Friday, April 6, 2012

Redeemed

Every Good Friday and Easter we all hear a lot about being "redeemed" and how "God has redeemed us through Christs death and resurrection". Truthfully, I never thought much about it. I mean I knew the words and could tell you what they meant but they had no personal meaning for me....I was a Christian and I believed everything about Easter but there was no real personal feeling; no gratitude for what was done for me. This year has been different. I have spent the last year reading blogs and watching regular families spend everything they have. They beg and borrow and sell whatever they can. They give everything to redeem a child no one else wants. Children that are left to die; that are not "perfect" that sometimes smell bad, and act up and don't even know  or appreciate what is being done for them. It just occurred to me the other day that is exactly what Christ did for me. He paid with His life for me. Even though I was unwanted by anyone else, I act up and don't always appreciate what He did for me.
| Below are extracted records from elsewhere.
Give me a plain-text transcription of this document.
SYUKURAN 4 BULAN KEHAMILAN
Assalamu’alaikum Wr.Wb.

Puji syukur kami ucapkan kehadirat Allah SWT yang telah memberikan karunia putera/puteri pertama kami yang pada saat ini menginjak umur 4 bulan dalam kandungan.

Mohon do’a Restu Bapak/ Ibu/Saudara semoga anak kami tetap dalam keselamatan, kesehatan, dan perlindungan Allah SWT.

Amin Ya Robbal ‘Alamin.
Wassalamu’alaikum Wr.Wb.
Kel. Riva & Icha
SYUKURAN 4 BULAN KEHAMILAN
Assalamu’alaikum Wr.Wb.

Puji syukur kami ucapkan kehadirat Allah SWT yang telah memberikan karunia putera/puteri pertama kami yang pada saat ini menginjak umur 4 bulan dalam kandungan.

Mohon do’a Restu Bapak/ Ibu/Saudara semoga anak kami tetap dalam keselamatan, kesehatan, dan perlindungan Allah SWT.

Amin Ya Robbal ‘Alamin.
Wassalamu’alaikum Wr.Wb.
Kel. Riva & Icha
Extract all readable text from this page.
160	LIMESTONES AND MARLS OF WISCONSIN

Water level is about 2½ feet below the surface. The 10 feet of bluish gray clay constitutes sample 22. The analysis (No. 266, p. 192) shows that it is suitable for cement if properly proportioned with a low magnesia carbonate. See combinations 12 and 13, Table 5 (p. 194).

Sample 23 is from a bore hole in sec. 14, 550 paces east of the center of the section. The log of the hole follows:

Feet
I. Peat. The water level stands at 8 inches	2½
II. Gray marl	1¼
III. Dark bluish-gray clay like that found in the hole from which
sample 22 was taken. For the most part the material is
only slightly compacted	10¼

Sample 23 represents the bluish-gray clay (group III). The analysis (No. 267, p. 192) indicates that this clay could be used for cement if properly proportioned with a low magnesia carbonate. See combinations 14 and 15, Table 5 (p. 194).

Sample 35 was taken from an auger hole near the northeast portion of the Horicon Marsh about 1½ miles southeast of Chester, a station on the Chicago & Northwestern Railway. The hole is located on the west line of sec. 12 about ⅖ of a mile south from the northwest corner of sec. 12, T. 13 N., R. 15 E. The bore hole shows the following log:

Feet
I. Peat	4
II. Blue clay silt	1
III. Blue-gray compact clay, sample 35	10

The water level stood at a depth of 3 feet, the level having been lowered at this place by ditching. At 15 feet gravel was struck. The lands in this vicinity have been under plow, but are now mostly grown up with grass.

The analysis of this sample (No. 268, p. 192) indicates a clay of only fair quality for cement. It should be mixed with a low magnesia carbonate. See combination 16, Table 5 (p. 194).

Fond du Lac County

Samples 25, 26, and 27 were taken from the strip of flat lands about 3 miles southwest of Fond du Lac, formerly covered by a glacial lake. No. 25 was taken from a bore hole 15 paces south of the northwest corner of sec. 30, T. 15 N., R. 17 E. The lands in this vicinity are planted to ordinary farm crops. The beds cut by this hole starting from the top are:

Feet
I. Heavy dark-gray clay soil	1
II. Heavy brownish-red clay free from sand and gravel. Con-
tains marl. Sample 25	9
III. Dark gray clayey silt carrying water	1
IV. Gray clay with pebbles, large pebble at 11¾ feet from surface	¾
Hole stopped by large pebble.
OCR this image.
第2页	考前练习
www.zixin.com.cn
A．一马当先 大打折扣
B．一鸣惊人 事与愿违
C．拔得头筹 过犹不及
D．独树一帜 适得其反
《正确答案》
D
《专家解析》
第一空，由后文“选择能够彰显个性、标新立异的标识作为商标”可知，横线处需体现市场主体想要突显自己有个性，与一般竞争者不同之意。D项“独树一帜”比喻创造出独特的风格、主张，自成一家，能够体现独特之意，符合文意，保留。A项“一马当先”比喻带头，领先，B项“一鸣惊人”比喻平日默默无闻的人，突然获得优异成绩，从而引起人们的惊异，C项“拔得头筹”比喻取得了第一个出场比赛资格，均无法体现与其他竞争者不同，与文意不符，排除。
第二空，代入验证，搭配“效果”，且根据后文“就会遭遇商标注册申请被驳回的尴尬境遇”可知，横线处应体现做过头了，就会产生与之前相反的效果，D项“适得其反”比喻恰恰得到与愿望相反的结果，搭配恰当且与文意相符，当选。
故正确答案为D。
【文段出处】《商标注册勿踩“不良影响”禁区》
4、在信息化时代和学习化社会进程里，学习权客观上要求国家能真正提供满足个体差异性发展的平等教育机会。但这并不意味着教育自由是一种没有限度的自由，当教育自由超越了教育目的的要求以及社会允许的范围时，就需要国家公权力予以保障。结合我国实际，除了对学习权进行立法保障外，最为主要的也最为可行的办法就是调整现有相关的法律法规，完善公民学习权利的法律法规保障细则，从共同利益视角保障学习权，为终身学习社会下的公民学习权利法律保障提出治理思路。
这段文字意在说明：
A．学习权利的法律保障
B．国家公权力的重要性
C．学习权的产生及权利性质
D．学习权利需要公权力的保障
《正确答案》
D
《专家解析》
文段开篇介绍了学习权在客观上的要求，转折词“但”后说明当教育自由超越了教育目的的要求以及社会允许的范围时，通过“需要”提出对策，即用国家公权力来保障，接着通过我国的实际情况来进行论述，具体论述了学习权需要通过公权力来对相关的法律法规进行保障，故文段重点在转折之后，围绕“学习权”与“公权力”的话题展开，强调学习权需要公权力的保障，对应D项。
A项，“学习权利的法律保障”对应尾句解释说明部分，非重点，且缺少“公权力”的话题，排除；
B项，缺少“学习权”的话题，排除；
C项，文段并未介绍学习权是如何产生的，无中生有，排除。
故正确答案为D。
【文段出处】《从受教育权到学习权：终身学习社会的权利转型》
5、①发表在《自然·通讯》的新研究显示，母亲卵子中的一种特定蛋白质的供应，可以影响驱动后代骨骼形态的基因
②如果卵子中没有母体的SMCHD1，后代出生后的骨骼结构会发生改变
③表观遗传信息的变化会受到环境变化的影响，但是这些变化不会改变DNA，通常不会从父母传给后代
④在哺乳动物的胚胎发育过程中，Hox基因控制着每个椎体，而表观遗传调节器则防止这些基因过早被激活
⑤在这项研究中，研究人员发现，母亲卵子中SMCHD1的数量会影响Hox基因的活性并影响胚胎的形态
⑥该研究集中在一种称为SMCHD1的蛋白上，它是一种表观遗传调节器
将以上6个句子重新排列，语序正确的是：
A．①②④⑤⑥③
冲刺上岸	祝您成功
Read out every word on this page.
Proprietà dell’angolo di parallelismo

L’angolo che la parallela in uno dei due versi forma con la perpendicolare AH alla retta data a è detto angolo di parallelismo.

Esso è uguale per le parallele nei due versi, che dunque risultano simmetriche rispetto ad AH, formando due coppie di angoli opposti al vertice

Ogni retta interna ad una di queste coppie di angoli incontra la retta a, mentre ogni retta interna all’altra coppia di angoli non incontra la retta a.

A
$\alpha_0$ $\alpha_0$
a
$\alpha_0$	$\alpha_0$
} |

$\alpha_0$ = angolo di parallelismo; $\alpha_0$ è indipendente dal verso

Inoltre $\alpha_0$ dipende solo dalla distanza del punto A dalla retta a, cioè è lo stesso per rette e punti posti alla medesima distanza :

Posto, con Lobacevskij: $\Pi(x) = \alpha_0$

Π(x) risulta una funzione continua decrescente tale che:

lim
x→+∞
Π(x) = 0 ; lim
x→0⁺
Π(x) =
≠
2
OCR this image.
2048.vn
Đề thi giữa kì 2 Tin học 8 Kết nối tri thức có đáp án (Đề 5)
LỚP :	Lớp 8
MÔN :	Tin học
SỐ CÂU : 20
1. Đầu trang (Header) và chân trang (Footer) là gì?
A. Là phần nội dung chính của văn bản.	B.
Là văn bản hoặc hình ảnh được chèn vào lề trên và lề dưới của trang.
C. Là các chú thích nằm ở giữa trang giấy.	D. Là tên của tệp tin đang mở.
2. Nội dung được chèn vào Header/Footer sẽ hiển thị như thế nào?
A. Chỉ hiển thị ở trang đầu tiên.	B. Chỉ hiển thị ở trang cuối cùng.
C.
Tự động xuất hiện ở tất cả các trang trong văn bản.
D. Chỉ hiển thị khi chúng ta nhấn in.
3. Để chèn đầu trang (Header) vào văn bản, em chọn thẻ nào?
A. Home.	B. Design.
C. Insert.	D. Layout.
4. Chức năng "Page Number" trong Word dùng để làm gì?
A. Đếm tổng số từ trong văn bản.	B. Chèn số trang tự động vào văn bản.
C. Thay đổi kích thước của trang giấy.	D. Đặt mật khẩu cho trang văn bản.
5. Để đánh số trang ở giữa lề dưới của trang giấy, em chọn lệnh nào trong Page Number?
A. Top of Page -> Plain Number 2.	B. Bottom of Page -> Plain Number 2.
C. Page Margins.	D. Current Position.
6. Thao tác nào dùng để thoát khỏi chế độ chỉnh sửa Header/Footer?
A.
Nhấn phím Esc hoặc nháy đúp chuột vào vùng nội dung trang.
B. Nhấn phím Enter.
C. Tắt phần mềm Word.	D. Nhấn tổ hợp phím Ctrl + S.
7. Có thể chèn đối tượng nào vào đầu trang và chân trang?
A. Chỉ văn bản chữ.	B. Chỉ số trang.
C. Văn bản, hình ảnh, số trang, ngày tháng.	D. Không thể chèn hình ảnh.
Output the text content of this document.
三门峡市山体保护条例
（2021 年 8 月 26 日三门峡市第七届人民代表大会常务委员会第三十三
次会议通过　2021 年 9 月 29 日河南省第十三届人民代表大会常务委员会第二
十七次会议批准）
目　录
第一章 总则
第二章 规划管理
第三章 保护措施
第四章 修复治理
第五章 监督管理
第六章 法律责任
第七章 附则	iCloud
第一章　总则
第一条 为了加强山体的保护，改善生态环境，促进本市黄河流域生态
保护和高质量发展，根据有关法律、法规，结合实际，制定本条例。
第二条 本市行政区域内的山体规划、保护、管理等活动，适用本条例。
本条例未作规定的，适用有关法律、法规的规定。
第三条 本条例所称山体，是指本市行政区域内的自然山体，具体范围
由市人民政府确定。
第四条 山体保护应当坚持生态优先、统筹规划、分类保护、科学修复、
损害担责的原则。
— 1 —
I can't even fully understand what He did for me. But He still redeemed me. Maybe thats why God has told the church to care for orphans. Maybe its more for our benefit than theirs. Maybe its so we can understand, just a little bit better, what kind of sacrifice it took to redeem us and what kind of love it took.

Monday, April 2, 2012

"Refuse to let the world corrupt you"

The first part of James 1:27 says to care for widows and orphans and the second part says to refuse to let the world corrupt us. Why do you suppose God put those two things together? Maybe He knew that we, as the church, would eventually succumb to the culture of death that the world has bought into. The culture that says that unborn children are not living humans created in God's image and that it is our "right" to choose to end that life. The same thought that many in the church believe today. Those of us that do claim to believe in the sanctity of life are still far too complacent. When we hear of an abortion taking place, do we grieve as God does? How many of us pass abortion clinics everyday and feel nothing or even bother to pray? How many in the church see pictures of orphans and do nothing?.....NOTHING! Because its easier for us to ignore those kids, ignore the facts because it's painful to see and care. It upsets our life and (Heaven forbid) God may ask us to do something!!! I'm guilty of all these things too. They are so a part of our culture that it's almost inescapeable. I have only been aware of the orphan crisis for about a year. During that year, I have heard people, in the church, say things to me like, "There's nothing I can do about it"; "Those kids aren't the United States problem"; "No I won't pray about what God wants me to do, I'm NOT taking in some kid"; "Those kids are too damaged". I can't imagine how much God grieves over each child alone and unwanted; how He grieves over every child locked away forever in a mental institution because they aren't considered "good enough" to be in society. I know that not everyone is called by God to adopt. If that were the case, Irina would have a home here with me but the "powers that be"on this earth have said "No". All of us are called to care for "the least of these". What better way to serve Christ than by caring for orphans? Please make yourself uncomfortable, CARE, SEE, FEEL....Ask God what He wants you to do.